The requirement for high grade links golf next steers me toward GEORGIA HALL who just loves it by the seaside. As an amateur she shared Low Amateur on the Old Course with Lydia Ko and briefly sneaked into the top six at Royal Birkdale. Since joining the pro ranks she’s been third at Kingsbarns, won at Royal Lytham, 45th at Royal Troon and second last year at Carnoustie. She’s also never missed a cut in eight Scottish Opens and played nicely while keeping her powder dry when 18th last week.
She also had the time of her life playing alongside Tiger Woods, Rory McIlroy and Lee Trevino in the four-hole Celebration of Champions ahead of the Open last month. “If, as a seven-year-old, you’d have told me that I’d one day be playing alongside three great Open champions on the Old Course, I’d never have believed you,” she said. “To be honest, though, I had the feeling that I’d earned my place.”
I like that last bit. There’s a bit of steel running through Hall and she knows that the seaside is her domain.
I’m sticking with Europe for pick number three and, although tempted by the claims of Madelene Sagstrom (in solid form, closed last week with a 64 and second at Carnoustie last year), I’m taking her compatriot LINN GRANT. Sagstrom might land a major, but it would be a surprise if she grabbed more than one. Grant, meanwhile, might well have a touch of class.
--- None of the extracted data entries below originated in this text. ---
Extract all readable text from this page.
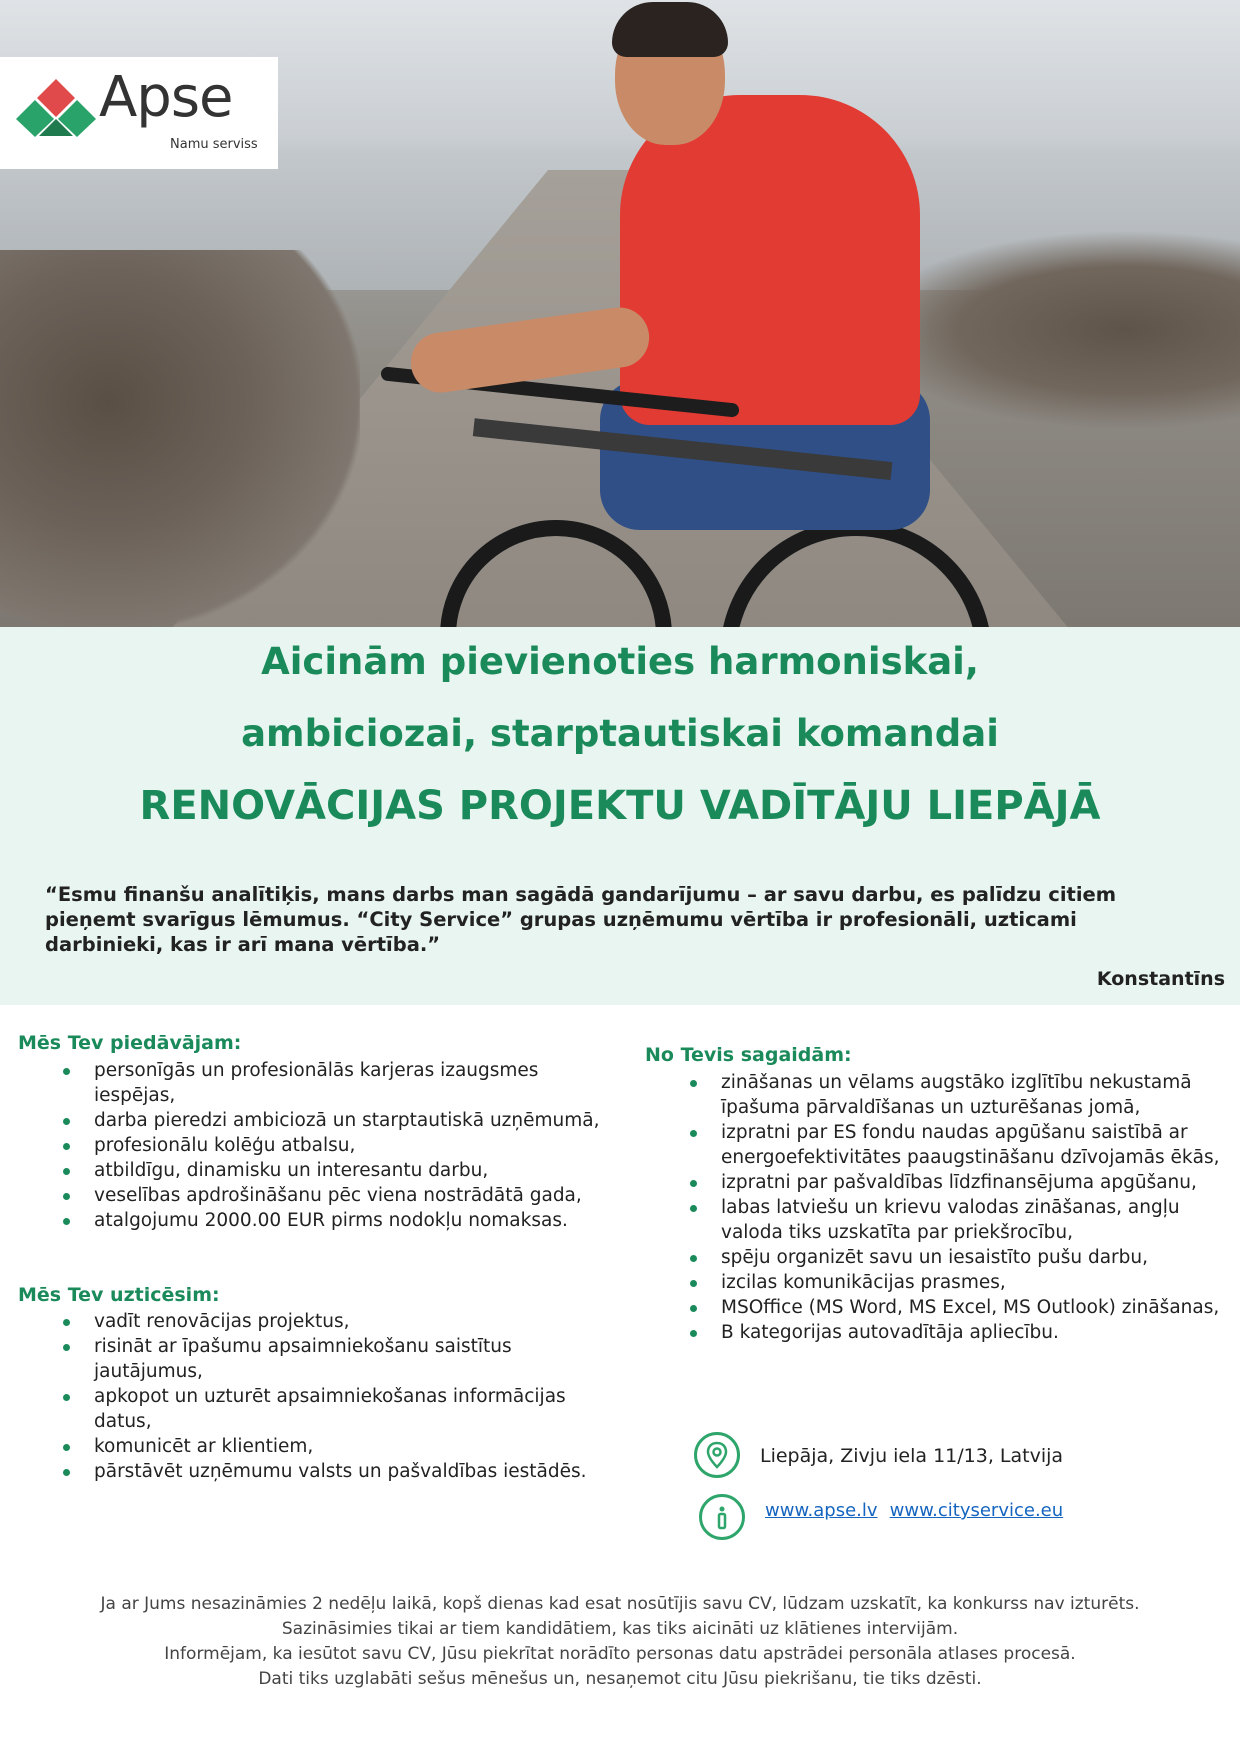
Apse
Namu serviss
Aicinām pievienoties harmoniskai,
ambiciozai, starptautiskai komandai
RENOVĀCIJAS PROJEKTU VADĪTĀJU LIEPĀJĀ
“Esmu finanšu analītiķis, mans darbs man sagādā gandarījumu – ar savu darbu, es palīdzu citiem pieņemt svarīgus lēmumus. “City Service” grupas uzņēmumu vērtība ir profesionāli, uzticami darbinieki, kas ir arī mana vērtība.”
Konstantīns
Mēs Tev piedāvājam:
personīgās un profesionālās karjeras izaugsmes iespējas,
darba pieredzi ambiciozā un starptautiskā uzņēmumā,
profesionālu kolēģu atbalsu,
atbildīgu, dinamisku un interesantu darbu,
veselības apdrošināšanu pēc viena nostrādātā gada,
atalgojumu 2000.00 EUR pirms nodokļu nomaksas.
Mēs Tev uzticēsim:
vadīt renovācijas projektus,
risināt ar īpašumu apsaimniekošanu saistītus jautājumus,
apkopot un uzturēt apsaimniekošanas informācijas datus,
komunicēt ar klientiem,
pārstāvēt uzņēmumu valsts un pašvaldības iestādēs.
No Tevis sagaidām:
zināšanas un vēlams augstāko izglītību nekustamā īpašuma pārvaldīšanas un uzturēšanas jomā,
izpratni par ES fondu naudas apgūšanu saistībā ar energoefektivitātes paaugstināšanu dzīvojamās ēkās,
izpratni par pašvaldības līdzfinansējuma apgūšanu,
labas latviešu un krievu valodas zināšanas, angļu valoda tiks uzskatīta par priekšrocību,
spēju organizēt savu un iesaistīto pušu darbu,
izcilas komunikācijas prasmes,
MSOffice (MS Word, MS Excel, MS Outlook) zināšanas,
B kategorijas autovadītāja apliecību.
Liepāja, Zivju iela 11/13, Latvija
www.apse.lv www.cityservice.eu
Ja ar Jums nesazināmies 2 nedēļu laikā, kopš dienas kad esat nosūtījis savu CV, lūdzam uzskatīt, ka konkurss nav izturēts.
Sazināsimies tikai ar tiem kandidātiem, kas tiks aicināti uz klātienes intervijām.
Informējam, ka iesūtot savu CV, Jūsu piekrītat norādīto personas datu apstrādei personāla atlases procesā.
Dati tiks uzglabāti sešus mēnešus un, nesaņemot citu Jūsu piekrišanu, tie tiks dzēsti.
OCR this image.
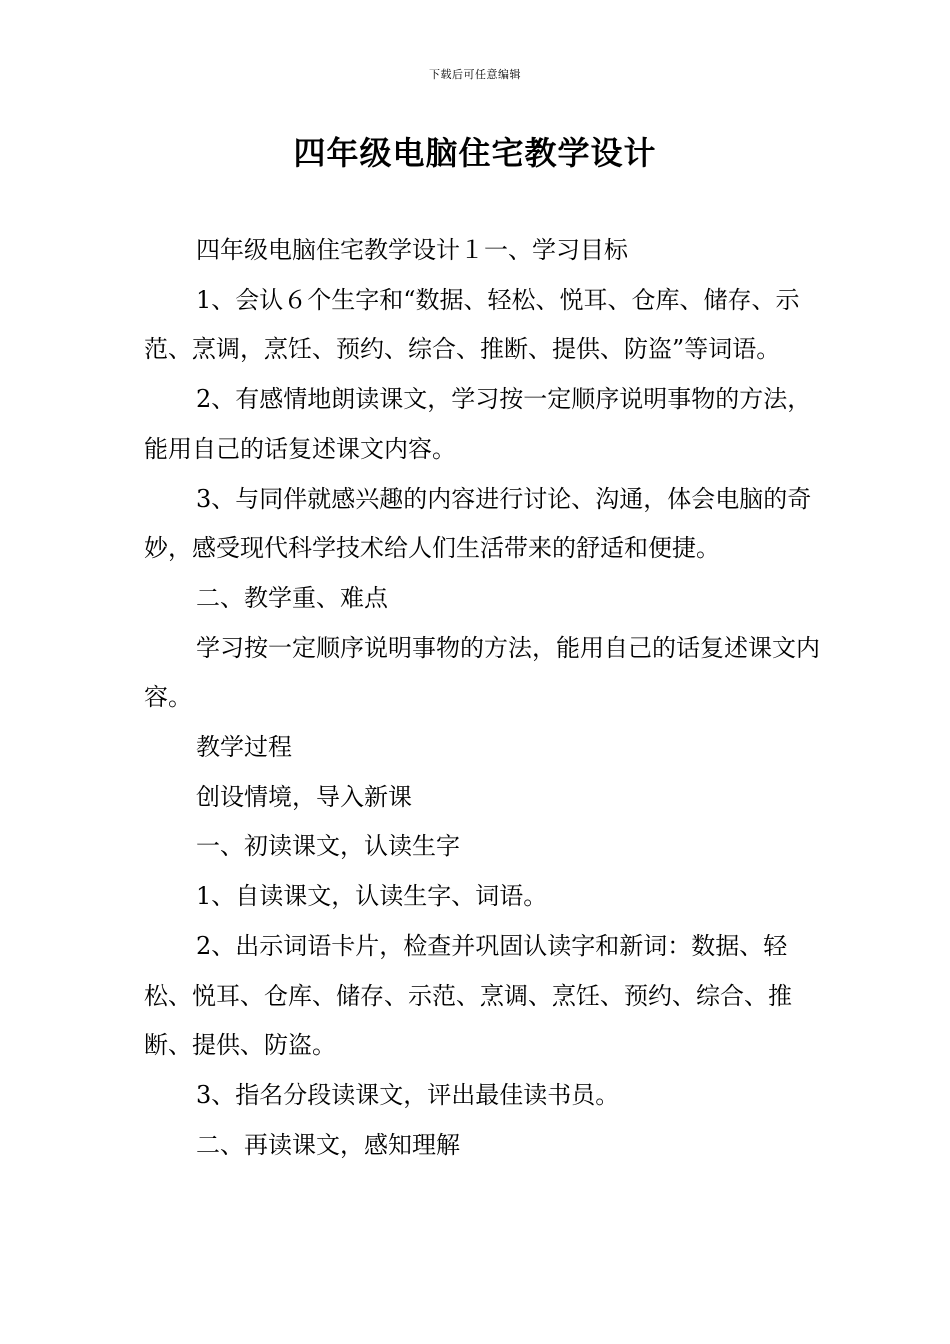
下载后可任意编辑
四年级电脑住宅教学设计

四年级电脑住宅教学设计１一、学习目标

1、会认６个生字和“数据、轻松、悦耳、仓库、储存、示范、烹调，烹饪、预约、综合、推断、提供、防盗”等词语。

2、有感情地朗读课文，学习按一定顺序说明事物的方法，能用自己的话复述课文内容。

3、与同伴就感兴趣的内容进行讨论、沟通，体会电脑的奇妙，感受现代科学技术给人们生活带来的舒适和便捷。

二、教学重、难点

学习按一定顺序说明事物的方法，能用自己的话复述课文内容。

教学过程

创设情境，导入新课

一、初读课文，认读生字

1、自读课文，认读生字、词语。

2、出示词语卡片，检查并巩固认读字和新词：数据、轻松、悦耳、仓库、储存、示范、烹调、烹饪、预约、综合、推断、提供、防盗。

3、指名分段读课文，评出最佳读书员。

二、再读课文，感知理解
She displayed her A game on the big stage when winning the Scandinavian Mixed in June, a week when her golf was sensational and her mental strength no less impressive. She missed the cut last week in the Scottish but that’s the very first blip in a remarkable start to her pro career. Before then she’d made 11 starts with three wins, another three top-four finishes and a worst effort of 13th.
She played two US Women’s Opens as an amateur with a best of 23rd, but she’d been second at halfway and she spent the first 36 holes of her debut in the top four. If you added her missed cut last week to a missed cut in her only Women’s Open start (in 2018) you might be concerned by her links record. But she thrashed a 62 at St Annes Old Links to qualify for that latter start, won the Scottish Amateur at Royal Troon, and was a semi-finalist at Royal County Down and winner at North Berwick in the British Amateur. She can bounce back this week.
The final pick allows for a surprise and comes down to the fact that ALLY EWING’s canny appreciation of links golf has been under-appreciated.
Back in 2017, on her Women’s Open debut, she roomed with Stacy Lewis in St Andrews and listened to every word uttered by the Old Course specialist. She was promptly fourth heading into the final round before finishing 16th. She’s since added 18th at Royal Lytham, 22nd at Royal Troon, sixth in last year’s Scottish Open and 31st last week when topping the Greens in Regulation stats.
There’s nothing wrong with her long game – she regularly hits loads of greens and ranks 15th for SG Tee to Green this season. That should hold her in good stead around Muirfield and she has putted well on links greens – she did so at Dumbarnie Links last year. Her price looks on the big side.